Heathrow cancels flights on Monday, September 19, How to watch the Queen’s State funeral live stream online and on TV and more in top stories of the day.
Heathrow cancels flights on Monday, September 19
Heathrow Airport has said about 15% of its schedule will be altered on Monday, September 19, during Queen Elizabeth’s state funeral.
All takeoffs and landings on Monday will be delayed for 15 minutes before and after the two-minute silence at the end of the funeral. Following that, there will be no arrivals between 13:45 BST and 14:20 BST during the procession of the hearse, and no departures between 15:03 BST and 16:45 for the ceremonial procession via the Long Walk to Windsor Castle. Between 16:45 BST and 21:00 BST, departures will be reduced to support the committal service at St George’s Chapel. Flights will also be diverted around Windsor Castle “to minimise noise during the private family service and interment.
How to watch the Queen’s State funeral online and on TV
The Queen’s funeral is taking place this coming Monday, September 19. The service will take place at Westminster Abbey, making Elizabeth II the first British monarch to have her funeral there since 1760. She will then be buried at the King George VI Memorial Chapel at Windsor Castle alongside her parents.
Television cameras will be allowed inside Westminster Abbey so the funeral can be aired live on TV. Big screens will also be put up around London and the rest of United Kingdom so that people can watch the ceremony. You can watch the funeral live on BBC One, BBC News and other major news channels such as Sky News and ITV. The stream will be available on CNN.com and via CNN’s apps for iOS and Android. Other networks around the world are also likely to broadcast the event. People can also watch it on YouTube and Freeview at the scheduled time. Viewers in India can watch the live stream from 3.30 pm IST (Indian Standard Time).
Royal rebranding: What will happen to stamps, coins, banknotes and passports?

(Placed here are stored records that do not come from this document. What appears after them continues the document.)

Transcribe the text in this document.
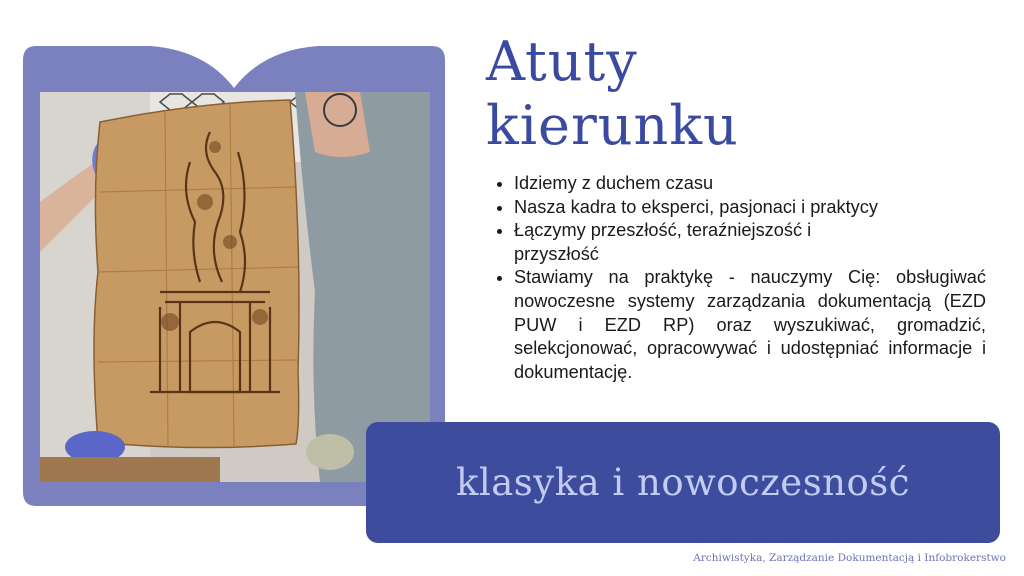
Atuty
kierunku
• Idziemy z duchem czasu
• Nasza kadra to eksperci, pasjonaci i praktycy
• Łączymy przeszłość, teraźniejszość i przyszłość
• Stawiamy na praktykę - nauczymy Cię: obsługiwać nowoczesne systemy zarządzania dokumentacją (EZD PUW i EZD RP) oraz wyszukiwać, gromadzić, selekcjonować, opracowywać i udostępniać informacje i dokumentację.
klasyka i nowoczesność
Archiwistyka, Zarządzanie Dokumentacją i Infobrokerstwo
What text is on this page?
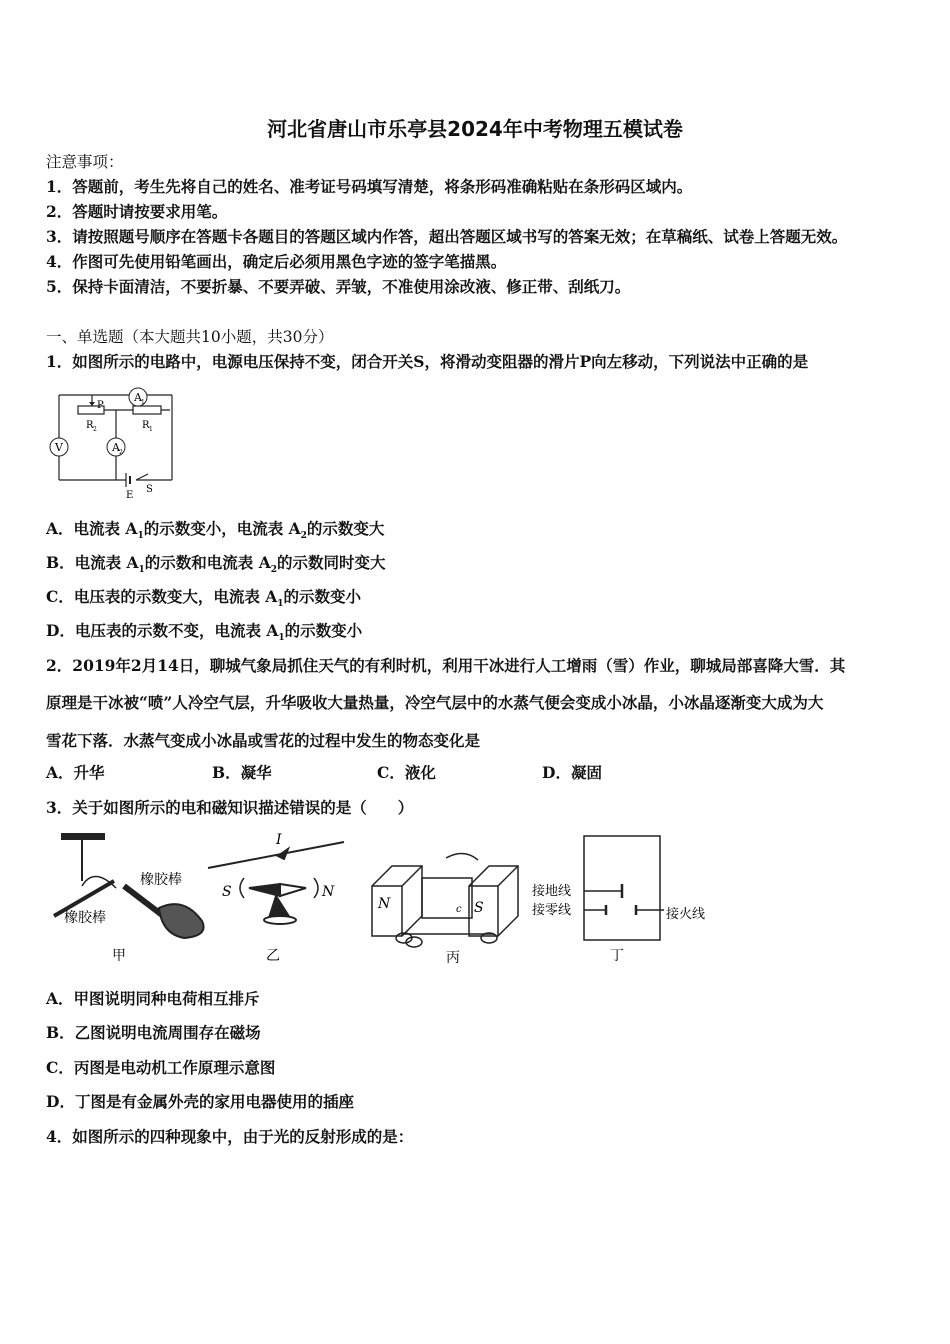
河北省唐山市乐亭县2024年中考物理五模试卷
注意事项：
1．答题前，考生先将自己的姓名、准考证号码填写清楚，将条形码准确粘贴在条形码区域内。
2．答题时请按要求用笔。
3．请按照题号顺序在答题卡各题目的答题区域内作答，超出答题区域书写的答案无效；在草稿纸、试卷上答题无效。
4．作图可先使用铅笔画出，确定后必须用黑色字迹的签字笔描黑。
5．保持卡面清洁，不要折暴、不要弄破、弄皱，不准使用涂改液、修正带、刮纸刀。
一、单选题（本大题共10小题，共30分）
1．如图所示的电路中，电源电压保持不变，闭合开关S，将滑动变阻器的滑片P向左移动，下列说法中正确的是
A 1
V	A 2
P
R 2	R 1
E
S
A．电流表 $A_1$的示数变小，电流表 $A_2$的示数变大
B．电流表 $A_1$的示数和电流表 $A_2$的示数同时变大
C．电压表的示数变大，电流表 $A_1$的示数变小
D．电压表的示数不变，电流表 $A_1$的示数变小
2．2019年2月14日，聊城气象局抓住天气的有利时机，利用干冰进行人工增雨（雪）作业，聊城局部喜降大雪．其
原理是干冰被“喷”人冷空气层，升华吸收大量热量，冷空气层中的水蒸气便会变成小冰晶，小冰晶逐渐变大成为大
雪花下落．水蒸气变成小冰晶或雪花的过程中发生的物态变化是
A．升华	B．凝华	C．液化	D．凝固
3．关于如图所示的电和磁知识描述错误的是（　　）
橡胶棒
橡胶棒
甲
I
S	N
乙
N	S
c
丙
接地线
接零线	接火线
丁
A．甲图说明同种电荷相互排斥
B．乙图说明电流周围存在磁场
C．丙图是电动机工作原理示意图
D．丁图是有金属外壳的家用电器使用的插座
4．如图所示的四种现象中，由于光的反射形成的是：
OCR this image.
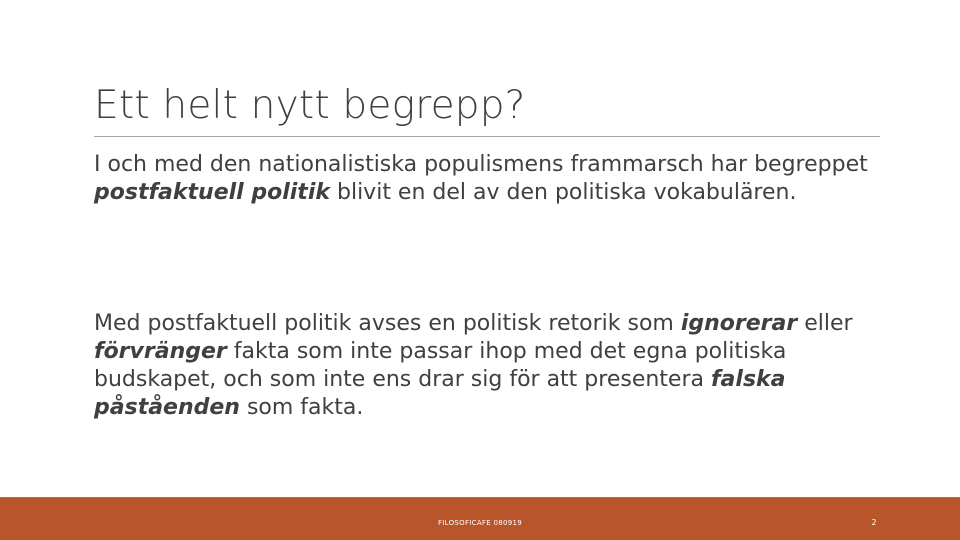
Ett helt nytt begrepp?

I och med den nationalistiska populismens frammarsch har begreppet postfaktuell politik blivit en del av den politiska vokabulären.

Med postfaktuell politik avses en politisk retorik som ignorerar eller förvränger fakta som inte passar ihop med det egna politiska budskapet, och som inte ens drar sig för att presentera falska påståenden som fakta.

FILOSOFICAFE 080919	2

For almost 70 years, the Queen’s image has appeared on the United Kingdom’s coins, with different portraits of her profile as she aged. She was featured on the nation’s banknotes for more than 60 years, the first British monarch to do so. But now, the Bank of England, which prints the country’s banknotes, and the Royal Mint, which makes its coins, face the sizeable task of withdrawing that currency from circulation and replacing it with money bearing the portrait of King Charles III. There are more than 4.7 million banknotes in circulation in the UK, worth a collective £82 billion ($95 billion), according to the central bank. There are also around 29 billion coins circulating, the Royal Mint said. The new money is likely to introduced gradually, and coexist as legal tender with the old notes and coins for a period of time.
Since 1967, all stamps issued by the Royal Mail have featured an embossed silhouette of the side profile of Queen Elizabeth II. Royal Mail will now stop producing Queen Elizabeth II stamps – although they can still be used on letters and parcels – and will begin the process to create new ones.
But it’s not just money, stamps and warrants that need updating.
All British passports are issued in the name of Her Majesty and are still valid for travel, but for new passports, the wording on the inside of the front cover will be updated to His Majesty.